Vor allem auf die Ausbildung legten die alten Meister, wie Antoine de Pluvinel (1555-1620) und François Robichon de la Guérinière (1688-1751) besonderen Wert. Sie setzten dabei auf stufenweise, systematische Kräftigung des Tieres sowohl an der Hand, am langen Zügel, an den Pilaren und unter dem Reiter. Erst wenn das Tier ausreichend Kraft und Muskulatur aufgebaut hat, geht es zur nächsten schwereren Lektion. Ziel dieser Arbeit war die möglichst lange Nutzungsdauer des Pferdes in physischem und psychischem Gleichgewicht. Größten Wert misst nicht nur Anne Wölert sondern auch die alten Meister der freiwilligen Mitarbeit des Pferdes bei.
Dabei berücksichtigt die barocke Lehre das Pferd als Individuum – manch einem fällt das Eine leichter als das andere. „Also baut man automatisch vom Leichten, nämlich dem, was dem Pferd mehr liegt, zum Schweren auf“, erzählt Anne Wölert, deren Schulpferde nahezu alle, alles können – auch die Ponys. „Wir bilden Pferde aller Rassen aus. Dabei haben es natürlich die sogenannten Barockpferderassen, wie Lusitanos, PREs etc. leichter mit der Versammlung als andere.“
„Selbstverständlich erfolgt die Ausbildung in Anlehnung an die Ausbildungsskala der FN“, erzählt uns die Trainerin. Denn der Bundesverband für klassisch-barocke Reiterei e.V. ist Mitglied der FN, die auch ein Regelwerk (APO) für Trainer in klassisch barockem Reiten hat. Die Ziele des Bundesverbandes sind die Bewahrung und Pflege des Gedankengutes der klassisch-barocken Reiterei. Dazu gehören die „Arbeit an der Hand, die Basis- und Lektionsarbeit mit dem Pferd, die Schulen auf und über der Erde sowie die Damensattelreiterei. Angestrebt wird auf der Grundlage einer soliden Grundausbildung die korrekte Ausführung der Schulen auf und über der Erde an der Hand und unter dem
Sattel, wie Seitengänge in allen Gangarten, Piaffe, Passage, Pirouetten, spanischer Schritt und Trab, sowie Levade, Krupade, Ballotade, Courbette und Kapriole.“
„Wir pflegen also alle Dressur-Elemente, die in der Zeit des Barock begründet, seitens der FEI aber nicht in die modernen Dressuraufgaben übernommen wurden“, fasst Anne Wölert das Ganze noch einmal zusammen.
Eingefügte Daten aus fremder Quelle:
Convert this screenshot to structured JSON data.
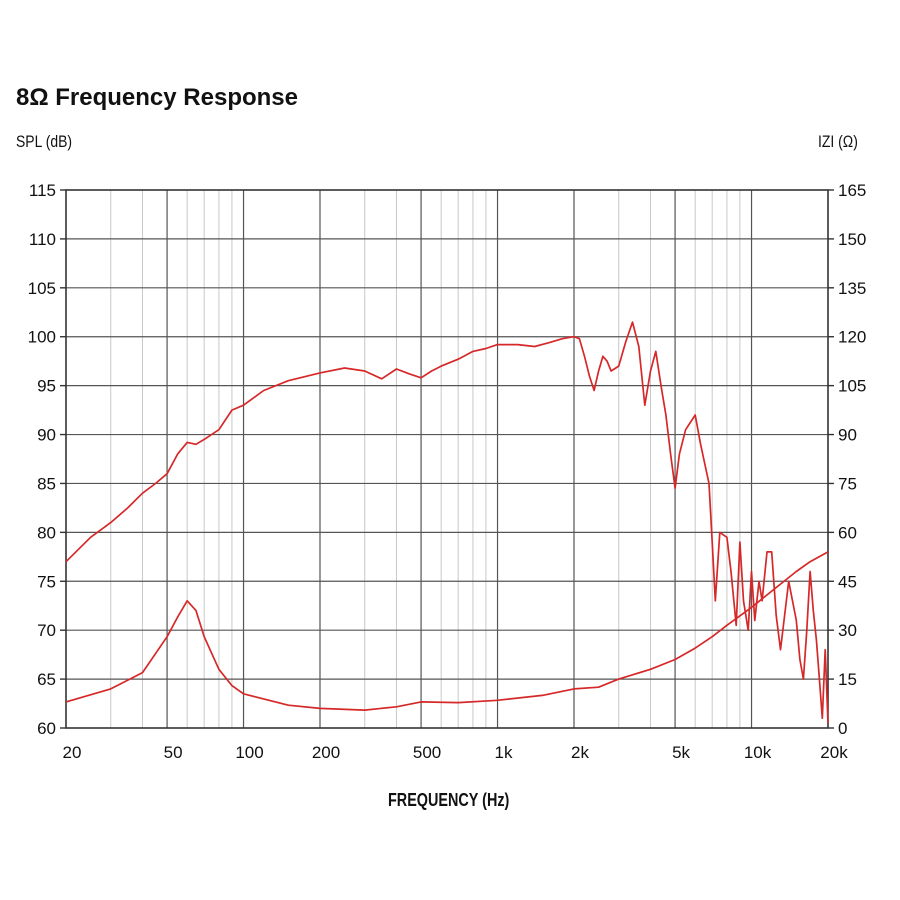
{
  "title": "8Ω Frequency Response",
  "chart_data": {
    "type": "line",
    "title": "8Ω Frequency Response",
    "xlabel": "FREQUENCY (Hz)",
    "ylabel": "SPL (dB)",
    "y2label": "IZI (Ω)",
    "xscale": "log",
    "xlim": [
      20,
      20000
    ],
    "ylim": [
      60,
      115
    ],
    "y2lim": [
      0,
      165
    ],
    "grid": true,
    "x_ticks": [
      20,
      50,
      100,
      200,
      500,
      1000,
      2000,
      5000,
      10000,
      20000
    ],
    "x_tick_labels": [
      "20",
      "50",
      "100",
      "200",
      "500",
      "1k",
      "2k",
      "5k",
      "10k",
      "20k"
    ],
    "y_ticks": [
      60,
      65,
      70,
      75,
      80,
      85,
      90,
      95,
      100,
      105,
      110,
      115
    ],
    "y_tick_labels": [
      "60",
      "65",
      "70",
      "75",
      "80",
      "85",
      "90",
      "95",
      "100",
      "105",
      "110",
      "115"
    ],
    "y2_ticks": [
      0,
      15,
      30,
      45,
      60,
      75,
      90,
      105,
      120,
      135,
      150,
      165
    ],
    "y2_tick_labels": [
      "0",
      "15",
      "30",
      "45",
      "60",
      "75",
      "90",
      "105",
      "120",
      "135",
      "150",
      "165"
    ],
    "line_color": "#d62828",
    "series": [
      {
        "axis": "left",
        "x": [
          20,
          25,
          30,
          35,
          40,
          45,
          50,
          55,
          60,
          65,
          70,
          80,
          90,
          100,
          120,
          150,
          200,
          250,
          300,
          350,
          400,
          450,
          500,
          550,
          600,
          700,
          800,
          900,
          1000,
          1200,
          1400,
          1600,
          1800,
          2000,
          2100,
          2200,
          2300,
          2400,
          2500,
          2600,
          2700,
          2800,
          3000,
          3200,
          3400,
          3600,
          3800,
          4000,
          4200,
          4400,
          4600,
          4800,
          5000,
          5200,
          5500,
          6000,
          6300,
          6800,
          7000,
          7200,
          7500,
          8000,
          8300,
          8700,
          9000,
          9300,
          9700,
          10000,
          10300,
          10700,
          11000,
          11500,
          12000,
          12500,
          13000,
          14000,
          15000,
          15500,
          16000,
          16500,
          17000,
          17500,
          18000,
          18500,
          19000,
          19500,
          20000
        ],
        "y": [
          77,
          79.5,
          81,
          82.5,
          84,
          85,
          86,
          88,
          89.2,
          89,
          89.5,
          90.5,
          92.5,
          93,
          94.5,
          95.5,
          96.3,
          96.8,
          96.5,
          95.7,
          96.7,
          96.2,
          95.8,
          96.5,
          97,
          97.7,
          98.5,
          98.8,
          99.2,
          99.2,
          99,
          99.4,
          99.8,
          100,
          99.8,
          98,
          96,
          94.5,
          96.5,
          98,
          97.5,
          96.5,
          97,
          99.5,
          101.5,
          99,
          93,
          96.5,
          98.5,
          95,
          92,
          88,
          84.5,
          88,
          90.5,
          92,
          89,
          85,
          79,
          73,
          80,
          79.5,
          76,
          70.5,
          79,
          73,
          70,
          76,
          71,
          75,
          73,
          78,
          78,
          71.5,
          68,
          75,
          71,
          67,
          65,
          70,
          76,
          72,
          69,
          65,
          61,
          68,
          60.5
        ]
      },
      {
        "axis": "right",
        "x": [
          20,
          30,
          40,
          50,
          55,
          60,
          65,
          70,
          80,
          90,
          100,
          150,
          200,
          300,
          400,
          500,
          700,
          1000,
          1500,
          2000,
          2500,
          3000,
          4000,
          5000,
          6000,
          7000,
          8000,
          10000,
          12000,
          15000,
          17000,
          20000
        ],
        "y": [
          8,
          12,
          17,
          28,
          34,
          39,
          36,
          28,
          18,
          13,
          10.5,
          7,
          6,
          5.5,
          6.5,
          8,
          7.8,
          8.5,
          10,
          12,
          12.5,
          15,
          18,
          21,
          24.5,
          28,
          31.5,
          37,
          42,
          48,
          51,
          54
        ]
      }
    ]
  }
}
Seit 2007 besteht die Möglichkeit zur FN anerkannten Trainer-Ausbildung barocke Reiterei. Bereits von Trainern C wird neben den üblichen Prüfungsthemen für Trainer C die Gymnastizierung des Pferdes an der Longe und an der Hand / Langem Zügel erwartet. Hinzu kommt theoretisches Wissen, über die Reitlehre gemäß Francois Robichon de la Guérinière und ihre Auswirkungen in der weiteren historischen Entwicklung bis zu den Richtlinien für Reiten und Fahren. Der Trainer B muss bereits die einhändige Zügelführung beherrschen ebenso wie die Grundlagen des Damensattelreitens. Der Trainer A schließlich beherrscht die ganze Bandbreite der klassischen Reiterei, inklusive der Lektionen über der Erde.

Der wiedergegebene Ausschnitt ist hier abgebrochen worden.